Yellow Pages Malaysia explores the link between agriculture and the F&B industry
Agriculture is an important part of Malaysia’s economy as it is a sector that contributes to the nation’s resources and wealth.
The agriculture industry was responsible for almost 9% of Malaysia’s GDP in 2015. Together with the agro-based industry (such as food processing and the manufacture of products from agricultural commodities), it contributed almost 14% to the nation’s GDP.
It also has a wide scope, covering cash crops and industrial commodities such as palm oil, rubber, livestock and aquaculture produce.
These commodities are sent to small industries to be distributed to traders, hypermarkets and local sundry shop owners.
Foodstuff is also sent to manufacturers to be packed into food products. Chillies become chilli sauce. Soybeans are made into bean curds and soy sauce. Bakeries buy eggs for cakes, pastries and cookies at their premises.
All the commodities and trades mentioned are just the tip of the iceberg in the field of F&B.
Fresh fruits are displayed at an open market.
Below are four important agricultural commodities in Malaysia as outlined by the Performance Management and Delivery Unit (PEMANDU) of the Economic Transformation Programme. Interested to learn how agriculture intersects with the F&B industry? Keep reading!
Fruits and vegetables: Led by the Department of Agriculture, this entry point project aims to export local premium fruits and vegetables to the Middle East and Europe, which import more than 50% of the global production of higher quality local fruits and vegetables that comply with food safety standards. The Ministry of Agriculture and Agro-based Industry has also targeted to increase the total export value of Malaysian premium fruits and vegetables to RM400 million through strengthening ties with Malaysia’s existing trading partners to create more markets for the country’s fruit and vegetables.

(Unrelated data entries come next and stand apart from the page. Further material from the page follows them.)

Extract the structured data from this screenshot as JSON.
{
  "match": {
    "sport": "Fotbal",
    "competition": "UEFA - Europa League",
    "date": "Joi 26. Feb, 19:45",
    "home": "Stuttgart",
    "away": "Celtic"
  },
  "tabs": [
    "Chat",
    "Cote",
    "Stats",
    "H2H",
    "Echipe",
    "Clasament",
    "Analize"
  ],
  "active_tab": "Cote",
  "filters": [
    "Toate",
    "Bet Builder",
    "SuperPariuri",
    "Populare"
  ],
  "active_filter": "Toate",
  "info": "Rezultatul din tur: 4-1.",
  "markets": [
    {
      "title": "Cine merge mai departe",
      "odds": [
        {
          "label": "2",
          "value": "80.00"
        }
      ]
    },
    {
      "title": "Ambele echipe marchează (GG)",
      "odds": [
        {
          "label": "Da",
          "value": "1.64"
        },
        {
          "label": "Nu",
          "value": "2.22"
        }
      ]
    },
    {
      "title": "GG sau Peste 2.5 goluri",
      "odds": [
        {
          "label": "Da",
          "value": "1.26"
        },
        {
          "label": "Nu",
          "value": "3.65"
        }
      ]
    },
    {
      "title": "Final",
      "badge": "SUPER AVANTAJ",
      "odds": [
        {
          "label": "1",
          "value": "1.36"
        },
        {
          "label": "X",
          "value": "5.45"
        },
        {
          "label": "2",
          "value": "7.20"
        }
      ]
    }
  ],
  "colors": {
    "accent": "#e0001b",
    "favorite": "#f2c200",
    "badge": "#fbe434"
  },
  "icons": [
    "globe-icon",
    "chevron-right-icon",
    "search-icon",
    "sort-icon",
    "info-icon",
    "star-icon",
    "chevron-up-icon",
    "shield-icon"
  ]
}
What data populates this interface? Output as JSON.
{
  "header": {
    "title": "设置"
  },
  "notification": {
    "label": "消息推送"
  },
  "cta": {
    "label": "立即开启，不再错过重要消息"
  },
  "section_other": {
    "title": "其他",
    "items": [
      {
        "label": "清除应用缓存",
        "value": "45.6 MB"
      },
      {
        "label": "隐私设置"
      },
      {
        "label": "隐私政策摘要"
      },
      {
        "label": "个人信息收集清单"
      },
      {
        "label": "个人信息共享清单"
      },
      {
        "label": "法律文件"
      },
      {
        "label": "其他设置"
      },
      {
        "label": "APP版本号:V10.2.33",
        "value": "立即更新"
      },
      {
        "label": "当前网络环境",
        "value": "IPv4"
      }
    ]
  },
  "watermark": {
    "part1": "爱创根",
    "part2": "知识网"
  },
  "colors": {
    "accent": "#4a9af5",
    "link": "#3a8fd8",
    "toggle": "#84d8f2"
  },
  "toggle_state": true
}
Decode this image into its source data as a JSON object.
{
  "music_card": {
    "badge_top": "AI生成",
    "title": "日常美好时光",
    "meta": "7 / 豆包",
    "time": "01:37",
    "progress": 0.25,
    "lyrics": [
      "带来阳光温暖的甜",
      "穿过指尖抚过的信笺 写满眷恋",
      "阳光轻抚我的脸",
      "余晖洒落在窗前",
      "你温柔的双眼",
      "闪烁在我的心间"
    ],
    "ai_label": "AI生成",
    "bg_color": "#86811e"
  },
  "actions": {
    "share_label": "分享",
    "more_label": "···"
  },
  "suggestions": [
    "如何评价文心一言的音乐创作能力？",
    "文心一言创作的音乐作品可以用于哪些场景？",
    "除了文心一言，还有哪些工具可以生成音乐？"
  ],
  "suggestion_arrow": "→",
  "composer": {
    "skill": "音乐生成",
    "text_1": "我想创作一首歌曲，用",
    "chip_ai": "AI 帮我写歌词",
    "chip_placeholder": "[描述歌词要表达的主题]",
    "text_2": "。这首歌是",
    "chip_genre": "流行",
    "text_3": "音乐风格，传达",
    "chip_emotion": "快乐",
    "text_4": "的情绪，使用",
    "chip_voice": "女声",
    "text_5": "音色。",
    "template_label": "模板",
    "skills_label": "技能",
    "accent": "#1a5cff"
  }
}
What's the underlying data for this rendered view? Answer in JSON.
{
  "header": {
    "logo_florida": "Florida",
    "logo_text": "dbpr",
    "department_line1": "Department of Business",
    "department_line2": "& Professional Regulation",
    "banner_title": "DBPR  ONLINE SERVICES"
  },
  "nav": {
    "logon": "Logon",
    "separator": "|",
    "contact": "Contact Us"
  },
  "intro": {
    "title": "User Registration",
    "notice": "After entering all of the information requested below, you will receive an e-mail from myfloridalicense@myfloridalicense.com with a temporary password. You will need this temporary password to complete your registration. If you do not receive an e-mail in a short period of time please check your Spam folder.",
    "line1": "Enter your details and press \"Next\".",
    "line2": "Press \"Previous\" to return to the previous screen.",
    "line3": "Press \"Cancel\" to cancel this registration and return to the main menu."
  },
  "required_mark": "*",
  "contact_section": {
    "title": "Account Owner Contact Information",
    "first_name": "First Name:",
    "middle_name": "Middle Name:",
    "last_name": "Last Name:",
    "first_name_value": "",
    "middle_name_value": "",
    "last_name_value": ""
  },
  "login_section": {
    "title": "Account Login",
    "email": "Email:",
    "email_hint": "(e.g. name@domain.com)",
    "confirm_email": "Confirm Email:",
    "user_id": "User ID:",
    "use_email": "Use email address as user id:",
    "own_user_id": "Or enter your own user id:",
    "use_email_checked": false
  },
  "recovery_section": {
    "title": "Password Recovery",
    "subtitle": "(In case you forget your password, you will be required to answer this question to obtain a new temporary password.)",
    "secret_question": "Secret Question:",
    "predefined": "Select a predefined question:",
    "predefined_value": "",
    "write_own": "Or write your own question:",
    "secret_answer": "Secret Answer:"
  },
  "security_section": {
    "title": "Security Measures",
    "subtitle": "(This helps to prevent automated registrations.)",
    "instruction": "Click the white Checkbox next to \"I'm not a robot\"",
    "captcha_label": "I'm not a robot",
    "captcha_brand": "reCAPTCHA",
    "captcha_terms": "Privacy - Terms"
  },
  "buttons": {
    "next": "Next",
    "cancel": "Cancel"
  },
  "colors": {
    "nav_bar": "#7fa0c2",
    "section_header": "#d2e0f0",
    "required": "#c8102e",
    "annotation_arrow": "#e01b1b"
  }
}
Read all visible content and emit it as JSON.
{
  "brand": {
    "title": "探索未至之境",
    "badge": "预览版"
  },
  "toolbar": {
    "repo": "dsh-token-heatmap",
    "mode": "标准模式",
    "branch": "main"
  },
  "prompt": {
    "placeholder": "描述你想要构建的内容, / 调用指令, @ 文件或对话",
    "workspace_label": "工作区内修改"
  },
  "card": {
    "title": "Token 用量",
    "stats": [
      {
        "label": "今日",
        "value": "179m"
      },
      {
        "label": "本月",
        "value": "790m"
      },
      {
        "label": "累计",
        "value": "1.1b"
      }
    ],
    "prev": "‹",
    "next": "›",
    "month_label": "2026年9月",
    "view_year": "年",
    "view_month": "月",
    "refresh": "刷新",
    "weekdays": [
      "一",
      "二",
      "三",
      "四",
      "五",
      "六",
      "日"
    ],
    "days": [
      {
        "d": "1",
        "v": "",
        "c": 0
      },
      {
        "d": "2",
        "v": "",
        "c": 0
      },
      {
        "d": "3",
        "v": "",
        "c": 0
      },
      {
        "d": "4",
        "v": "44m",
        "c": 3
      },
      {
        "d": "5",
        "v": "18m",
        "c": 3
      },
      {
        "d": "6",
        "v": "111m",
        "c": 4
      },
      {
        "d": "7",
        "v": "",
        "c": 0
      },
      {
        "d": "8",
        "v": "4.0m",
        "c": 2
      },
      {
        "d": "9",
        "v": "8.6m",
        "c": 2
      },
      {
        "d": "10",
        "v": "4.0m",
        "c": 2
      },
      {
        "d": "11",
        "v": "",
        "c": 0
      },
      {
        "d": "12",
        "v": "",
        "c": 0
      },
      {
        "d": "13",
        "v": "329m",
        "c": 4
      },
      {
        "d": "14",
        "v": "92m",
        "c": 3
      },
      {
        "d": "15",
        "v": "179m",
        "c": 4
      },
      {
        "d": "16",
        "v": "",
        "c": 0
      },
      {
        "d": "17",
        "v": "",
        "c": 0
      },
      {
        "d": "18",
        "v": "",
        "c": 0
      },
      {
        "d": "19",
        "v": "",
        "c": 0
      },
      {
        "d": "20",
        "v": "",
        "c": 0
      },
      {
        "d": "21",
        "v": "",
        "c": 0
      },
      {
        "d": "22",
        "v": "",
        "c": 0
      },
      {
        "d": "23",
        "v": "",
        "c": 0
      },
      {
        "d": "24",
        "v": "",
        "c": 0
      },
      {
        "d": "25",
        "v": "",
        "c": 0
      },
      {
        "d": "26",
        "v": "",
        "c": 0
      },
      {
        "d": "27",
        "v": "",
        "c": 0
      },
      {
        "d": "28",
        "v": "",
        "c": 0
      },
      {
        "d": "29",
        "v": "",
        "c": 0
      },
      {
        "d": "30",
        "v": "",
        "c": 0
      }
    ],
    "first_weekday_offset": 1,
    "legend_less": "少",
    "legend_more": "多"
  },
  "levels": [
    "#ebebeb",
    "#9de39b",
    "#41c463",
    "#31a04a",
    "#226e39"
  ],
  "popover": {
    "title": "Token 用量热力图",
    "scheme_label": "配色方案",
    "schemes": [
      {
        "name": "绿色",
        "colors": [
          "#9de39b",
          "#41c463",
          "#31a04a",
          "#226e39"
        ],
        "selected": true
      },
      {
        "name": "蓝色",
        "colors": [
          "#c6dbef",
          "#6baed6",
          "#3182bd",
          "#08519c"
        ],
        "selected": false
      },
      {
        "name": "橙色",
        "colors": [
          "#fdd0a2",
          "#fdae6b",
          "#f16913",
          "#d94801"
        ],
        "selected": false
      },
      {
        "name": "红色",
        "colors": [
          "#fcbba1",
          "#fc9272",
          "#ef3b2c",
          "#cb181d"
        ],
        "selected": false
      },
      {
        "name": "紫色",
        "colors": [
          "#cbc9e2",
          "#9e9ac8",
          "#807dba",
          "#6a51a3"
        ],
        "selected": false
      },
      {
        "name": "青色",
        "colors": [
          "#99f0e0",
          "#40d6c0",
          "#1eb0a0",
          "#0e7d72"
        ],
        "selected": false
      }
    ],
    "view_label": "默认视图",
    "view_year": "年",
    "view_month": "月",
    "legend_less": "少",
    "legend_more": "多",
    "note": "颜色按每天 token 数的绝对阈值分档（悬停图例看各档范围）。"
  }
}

Locally, the Federal Agricultural Marketing Authority (FAMA) helps market fruits and vegetables by empowering small market farmers and agricultural entrepreneurs to develop effective marketing strategies. This is done by setting up Rural Transformation Centres (connecting manufacturers and suppliers to users), and educating these traders on using technology to market their products to consumers.
Fruits and vegetables are also among the top draw at the Malaysia Agriculture, Horticulture & Agrotourism (MAHA), an exhibition at Malaysia Agro Exposition Park (MAEPS), Serdang. The event is important for both business owners to display their products to the public and for consumers to support local agro-based F&B products.
Rubber: This was Malaysia’s leading cash crop before palm oil. The decision to switch from tapping rubber to growing oil palms in Malaysia in the 1980s contributed to the decline in natural rubber production. Under the National Key Economic Area (NKEA), improvements and enhancements are being made to ensure availability of domestic supplies to develop higher-valued rubber products.
The paddy farming project aims to establish Malaysia’s long-term food security and increase the income of paddy farmers.
Palm oil: This is easily the largest agricultural commodity. It accounts for more than 5% of Malaysia’s annual exports, and remains so with the sector moving up the value chain and introducing high-end palm products in food and health-based segments, among others.
Palm oils and fats are processed into products such as cooking oil, shortenings and margarines, as well as used in other food products such as spreads, ice creams and cookies.
Some renowned manufacturers and distributors of the aforementioned products include Lam Soon Edible Oils, Delima Oil Products Sdn Bhd and Unilever (Malaysia) Holdings Sdn Bhd.
Paddy farming: Led by Muda Agricultural Development Authority (MADA), this project aims to establish Malaysia’s long-term food security and increase the income of paddy farmers through the estate farming approach.
The plan is to increase the paddy field yield from 5 metric tons per hectare to 8 metric tons per hectare by 2020 through initiatives such as the introduction of new seed varieties, improved irrigation and larger-scale farm mechanization.
The rice grains are processed by various companies such as Jasmine Food Corporation and Faiza Sdn Bhd, famous for their Jasmine Super 5 and Faiza Basmathi range respectively.